De advocaten van Uber kunnen zich warmlopen. Het bedrijf zegt desnoods naar de rechter te zullen stappen om een boete van 290 miljoen euro van tafel te krijgen. De Autoriteit Persoonsgegevens (AP) legde de boete op wegens een ernstige schending van de AVG.

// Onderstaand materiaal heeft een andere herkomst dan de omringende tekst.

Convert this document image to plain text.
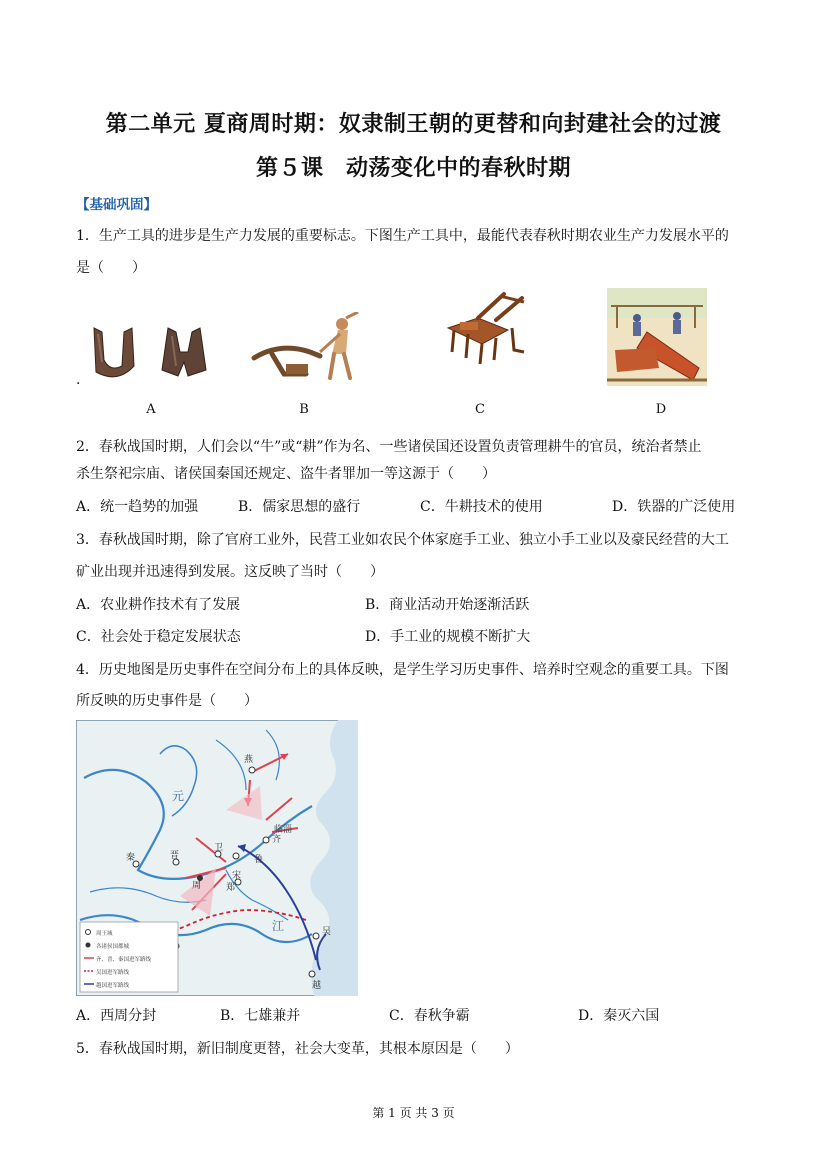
第二单元 夏商周时期：奴隶制王朝的更替和向封建社会的过渡
第５课　动荡变化中的春秋时期
【基础巩固】
1．生产工具的进步是生产力发展的重要标志。下图生产工具中，最能代表春秋时期农业生产力发展水平的
是（　　）
.
A	B	C	D
2．春秋战国时期，人们会以“牛”或“耕”作为名、一些诸侯国还设置负责管理耕牛的官员，统治者禁止
杀生祭祀宗庙、诸侯国秦国还规定、盗牛者罪加一等这源于（　　）
A．统一趋势的加强	B．儒家思想的盛行	C．牛耕技术的使用	D．铁器的广泛使用
3．春秋战国时期，除了官府工业外，民营工业如农民个体家庭手工业、独立小手工业以及豪民经营的大工
矿业出现并迅速得到发展。这反映了当时（　　）
A．农业耕作技术有了发展	B．商业活动开始逐渐活跃
C．社会处于稳定发展状态	D．手工业的规模不断扩大
4．历史地图是历史事件在空间分布上的具体反映，是学生学习历史事件、培养时空观念的重要工具。下图
所反映的历史事件是（　　）
燕
齐
鲁
宋
秦	晋
周
卫
郑
吴
越
临淄
元
江
周王城
各诸侯国都城
齐、晋、秦国进军路线
吴国进军路线
越国进军路线
A．西周分封	B．七雄兼并	C．春秋争霸	D．秦灭六国
5．春秋战国时期，新旧制度更替，社会大变革，其根本原因是（　　）
第 1 页 共 3 页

Volgens de AP heeft Uber meer dan twee jaar lang privacygevoelige informatie over Europese chauffeurs opgeslagen op servers in de Verenigde Staten. De gegevens werden doorgestuurd zonder gebruik te maken van een zogenaamd doorgifte-instrument. Hierdoor was de bescherming van de persoonsgegevens volgens de AP niet goed genoeg. Het ging niet alleen om accountgegevens en taxilicenties, maar ook om locatiegegevens, foto’s, betaalgegevens, identiteitsbewijzen en in sommige gevallen zelfs strafrechtelijke gegevens en medische gegevens van chauffeurs.
Lees ook: Ook rechtbank worstelt met AVG
Boeterecord
De boete is de hoogste die het AP ooit heeft opgelegd voor een overtreding van de AVG. Toch had het erger uit kunnen pakken voor Uber. De maximum boete die toezichthouders kunnen opleggen, bedraagt 4 procent van de wereldwijde jaaromzet. Uber had in 2023 een jaaromzet van ongeveer 34,5 miljard euro.
Uber heeft desalniettemin aangekondigd bezwaar aan te zullen tekenen tegen de boete, desnoods via de rechter. Tegen de NOS zegt het bedrijf dat het eerder zelf contact heeft opgenomen met de AP omdat het bedrijf de privacyregels onduidelijk vond. De AP zou toen niet hebben gezegd dat het bedrijf al in overtreding was. Inmiddels is de overtreding gestopt, zegt ook de AP.
Overigens was ook het vorige boeterecord in handen van Uber. In 2023 legde de AP al een boete van tien miljoen euro op. Ook tegen die boete heeft het bedrijf bezwaar ingediend. In 2028 kreeg Uber een boete van zeshonderdduizend euro.